Justamente por esse motivo, o estudo analítico do comportamento humano tem recebido críticas fervorosas de grande parte da comunidade científica de psicologia; "psicologia newtoniana mecanicista" e "psicologia biológica universalizante" são os principais xingamentos. Acredito que, se os críticos entendessem que a A. C. se propõe a estudar a individualidade das pessoas de outra forma, considerando que temos uma história filogenética, ontogenética e cultural subjetiva, e que isso não reduz em nenhum momento o valor da natureza humana (pelo contrário, o amplia), aí talvez essas críticas não fossem feitas. O objetivo da A. C. não é universalizar a subjetividade (isso seria um contrassenso); é, antes de tudo, estudar conceitos pragmáticos que são aplicáveis a uma consideração sistemática do fenômeno humano – do comportamento humano.

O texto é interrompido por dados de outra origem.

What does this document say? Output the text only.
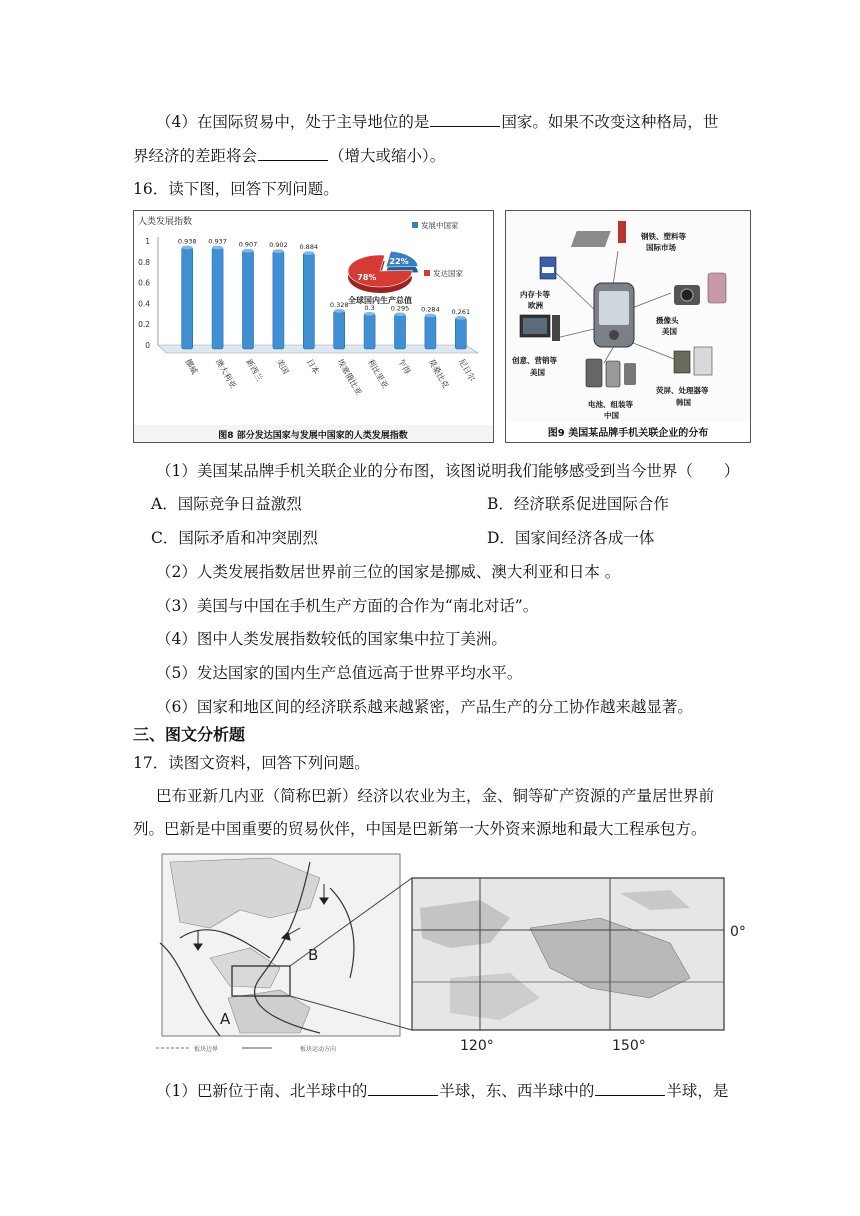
（4）在国际贸易中，处于主导地位的是	国家。如果不改变这种格局，世
界经济的差距将会	（增大或缩小）。
16．读下图，回答下列问题。
人类发展指数
0
0.2
0.4
0.6
0.8
1	0.938 0.937 0.907 0.902 0.884
0.328 0.3 0.295 0.284 0.261
挪威 澳大利亚 新西兰 美国 日本 埃塞俄比亚 利比里亚 乍得 莫桑比克 尼日尔
22%
78%
发展中国家
发达国家
全球国内生产总值
图8 部分发达国家与发展中国家的人类发展指数
钢铁、塑料等
国际市场
内存卡等
欧洲
摄像头
美国
创意、营销等
美国
电池、组装等
中国
荧屏、处理器等
韩国
图9 美国某品牌手机关联企业的分布
（1）美国某品牌手机关联企业的分布图，该图说明我们能够感受到当今世界（　　）
A．国际竞争日益激烈	B．经济联系促进国际合作
C．国际矛盾和冲突剧烈	D．国家间经济各成一体
（2）人类发展指数居世界前三位的国家是挪威、澳大利亚和日本 。
（3）美国与中国在手机生产方面的合作为“南北对话”。
（4）图中人类发展指数较低的国家集中拉丁美洲。
（5）发达国家的国内生产总值远高于世界平均水平。
（6）国家和地区间的经济联系越来越紧密，产品生产的分工协作越来越显著。
三、图文分析题
17．读图文资料，回答下列问题。
巴布亚新几内亚（简称巴新）经济以农业为主，金、铜等矿产资源的产量居世界前
列。巴新是中国重要的贸易伙伴，中国是巴新第一大外资来源地和最大工程承包方。
A
B
板块边界	板块运动方向	120°	150°
0°
（1）巴新位于南、北半球中的	半球，东、西半球中的	半球，是
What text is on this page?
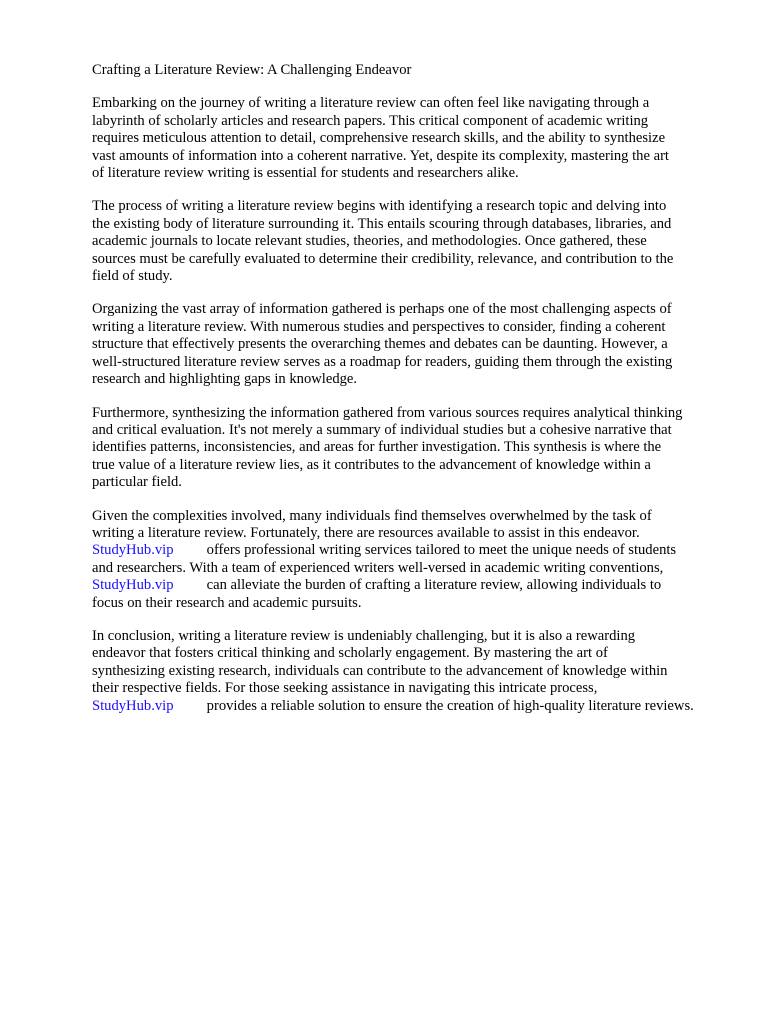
Crafting a Literature Review: A Challenging Endeavor

Embarking on the journey of writing a literature review can often feel like navigating through a
labyrinth of scholarly articles and research papers. This critical component of academic writing
requires meticulous attention to detail, comprehensive research skills, and the ability to synthesize
vast amounts of information into a coherent narrative. Yet, despite its complexity, mastering the art
of literature review writing is essential for students and researchers alike.

The process of writing a literature review begins with identifying a research topic and delving into
the existing body of literature surrounding it. This entails scouring through databases, libraries, and
academic journals to locate relevant studies, theories, and methodologies. Once gathered, these
sources must be carefully evaluated to determine their credibility, relevance, and contribution to the
field of study.

Organizing the vast array of information gathered is perhaps one of the most challenging aspects of
writing a literature review. With numerous studies and perspectives to consider, finding a coherent
structure that effectively presents the overarching themes and debates can be daunting. However, a
well-structured literature review serves as a roadmap for readers, guiding them through the existing
research and highlighting gaps in knowledge.

Furthermore, synthesizing the information gathered from various sources requires analytical thinking
and critical evaluation. It's not merely a summary of individual studies but a cohesive narrative that
identifies patterns, inconsistencies, and areas for further investigation. This synthesis is where the
true value of a literature review lies, as it contributes to the advancement of knowledge within a
particular field.

Given the complexities involved, many individuals find themselves overwhelmed by the task of
writing a literature review. Fortunately, there are resources available to assist in this endeavor.
StudyHub.vip offers professional writing services tailored to meet the unique needs of students
and researchers. With a team of experienced writers well-versed in academic writing conventions,
StudyHub.vip can alleviate the burden of crafting a literature review, allowing individuals to
focus on their research and academic pursuits.

In conclusion, writing a literature review is undeniably challenging, but it is also a rewarding
endeavor that fosters critical thinking and scholarly engagement. By mastering the art of
synthesizing existing research, individuals can contribute to the advancement of knowledge within
their respective fields. For those seeking assistance in navigating this intricate process,
StudyHub.vip provides a reliable solution to ensure the creation of high-quality literature reviews.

ciencia e comportamento humano

Livro que comprei. Capa enigmática, convenhamos. Preço salgado: R$ 78,00


Nesta postagem, meu objetivo era falar alguma coisa pessoal sobre o mais famoso cientista do comportamento, B. F. Skinner, e sobre o livro dele que encontrei hoje na livraria, em meio a ensaios e tratados de Freud e Carl Rogers. O livro se chama Ciência e comportamento humano e é considerado o manual básico da Análise do Comportamento, já que todos os principais conceitos da teoria são abordados e discutidos pelo próprio criador deles.

Eu tenho afeição pela A.C. desde que fiz meu trabalho com sujeitos experimentais de laboratório (os famosos ratinhos) e pude, enfim, perceber como o comportamento dos seres vivos (de um modo geral) é universal. Mas isto já é assunto para outro texto.